What do we get upon making these evaluations? I am not asking nor seeking for a superficial test of life’s foundations. I am asking you to think hard about life’s basic building blocks.
What do you get when you reflect about this? What are your results? I will tell you what I always get: Absurdity.
Life is absurd; and that is strange because it seems to promise us a lot more but it always runs short. We are made for much more than life can offer. In all men, is a yearning for the eternal, a longing for the infinite. The eyes of men are raised towards the mountains, yet, we only can annex the plains. What can this life, even in its best, ever give to sate the insatiable human desire and its craving for transcendence? This is the conflict: we cannot get what we want – so, we settle for what there is.
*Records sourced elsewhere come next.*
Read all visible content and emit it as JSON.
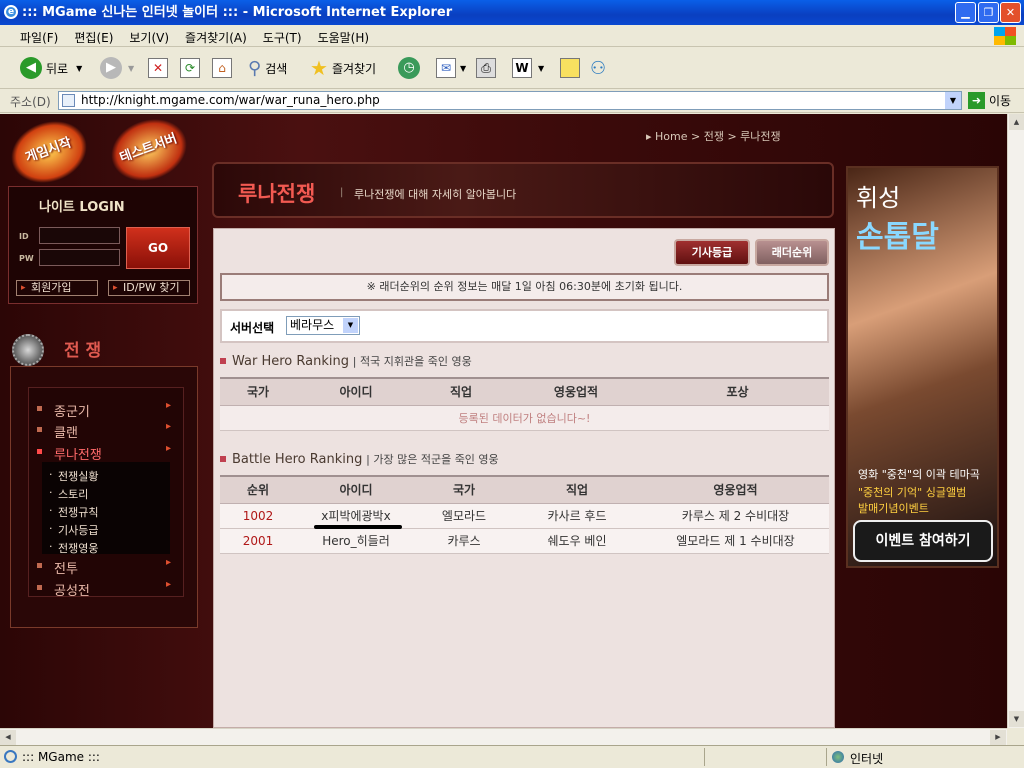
{
  "window": {
    "title": "::: MGame 신나는 인터넷 놀이터 ::: - Microsoft Internet Explorer"
  },
  "menu": {
    "items": [
      "파일(F)",
      "편집(E)",
      "보기(V)",
      "즐겨찾기(A)",
      "도구(T)",
      "도움말(H)"
    ]
  },
  "toolbar": {
    "back": "뒤로",
    "search": "검색",
    "favorites": "즐겨찾기"
  },
  "address": {
    "label": "주소(D)",
    "url": "http://knight.mgame.com/war/war_runa_hero.php",
    "go": "이동"
  },
  "left": {
    "game_start": "게임시작",
    "test_server": "테스트서버",
    "login": {
      "title": "나이트 LOGIN",
      "id_label": "ID",
      "pw_label": "PW",
      "go": "GO",
      "join": "회원가입",
      "find": "ID/PW 찾기"
    },
    "war_heading": "전 쟁",
    "menu": [
      "종군기",
      "클랜",
      "루나전쟁",
      "전투",
      "공성전"
    ],
    "submenu": [
      "전쟁실황",
      "스토리",
      "전쟁규칙",
      "기사등급",
      "전쟁영웅"
    ]
  },
  "header": {
    "breadcrumb": "▸ Home > 전쟁 > 루나전쟁",
    "title": "루나전쟁",
    "sep": "|",
    "desc": "루나전쟁에 대해 자세히 알아봅니다"
  },
  "content": {
    "btn_knight": "기사등급",
    "btn_ladder": "래더순위",
    "notice": "※ 래더순위의 순위 정보는 매달 1일 아침 06:30분에 초기화 됩니다.",
    "server_label": "서버선택",
    "server_value": "베라무스",
    "war_hero": {
      "title": "War Hero Ranking",
      "sub": "| 적국 지휘관을 죽인 영웅",
      "headers": [
        "국가",
        "아이디",
        "직업",
        "영웅업적",
        "포상"
      ],
      "empty": "등록된 데이터가 없습니다~!"
    },
    "battle_hero": {
      "title": "Battle Hero Ranking",
      "sub": "| 가장 많은 적군을 죽인 영웅",
      "headers": [
        "순위",
        "아이디",
        "국가",
        "직업",
        "영웅업적"
      ],
      "rows": [
        [
          "1002",
          "x피박에광박x",
          "엘모라드",
          "카사르 후드",
          "카루스 제 2 수비대장"
        ],
        [
          "2001",
          "Hero_히들러",
          "카루스",
          "쉐도우 베인",
          "엘모라드 제 1 수비대장"
        ]
      ]
    }
  },
  "ad": {
    "line1": "휘성",
    "line2": "손톱달",
    "line3": "영화 \"중천\"의 이곽 테마곡",
    "line4": "\"중천의 기억\" 싱글앨범",
    "line5": "발매기념이벤트",
    "button": "이벤트 참여하기"
  },
  "status": {
    "left": "::: MGame :::",
    "zone": "인터넷"
  }
}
Evidently, if I pronounce a pregnant woman a virgin; I will be scoffed at, seen as unbalanced – a person in need of ‘special care’. Why? Because the scoffers perceive my pronunciation as a contradiction, an impossibility, a ridiculous declaration: They will say, “your proposition is absurd” “what you pronounce is in obvious opposition to what is” and “you are strange man for saying that”. And truly, it is. There is a continual tear between our hopes in life and what life can ever give. Compound contradictions between our aims and our true strength.
So, we dream, but we dream with restrictions. We know no other way. What choice do we have? We possess minds that can imagine a whole city of pure gold, with thoughts that swim to the hidden battlements of eternity and back, minds that imagine a musical piece as complex as the “Opus Clavicembalisticum” or as profound as Mozart’s “Requiem”; the ecstasy of the painting “Mona Lisa” or the majesty of the “Sistine Chapel”. You see, man is a microcosm. He contains the cosmos within himself. No matter how big and mighty the universe is, you can contain it, and have room for more.
It is this power to contain within his mind the infinitely great atom, the infinitely great cosmos, and the infinite variety between the two, and to think of them all in one thought that makes man first in the order of the universe.
After all said and thought, we are consigned to rocks and sand, dust and smoke, wanting more and getting little. Wishing all the more, like another Alexander the Great, that there were more worlds to conquer. But we remain restless – our souls remain restless. We pursue happiness, but once we grasp it, we discover it is tainted with patches of sadness, loneliness, disappointments. We seek not for light that is mingled with darkness. We seek perfect happiness.
So, when we come face to face with our lives, we see, clearly, that it makes no sense. We see the ridiculous in it all. But, we live our lives as if we do not see. We continue our lives as if we know not that life is absurd. I read a study once that draws a correlation between high intelligence and a high suicide rate and prime examples regarding. Were they rejecting the absurdity? Does knowing, and living life still, fan the embers of absurdism? Is dying the only answer? Will faith in God provide meaning amidst meaninglessness? Does recourse to a promise of eternity to our eternal minds grant us purpose amid purposelessness? Will it free us from the absurdity of life?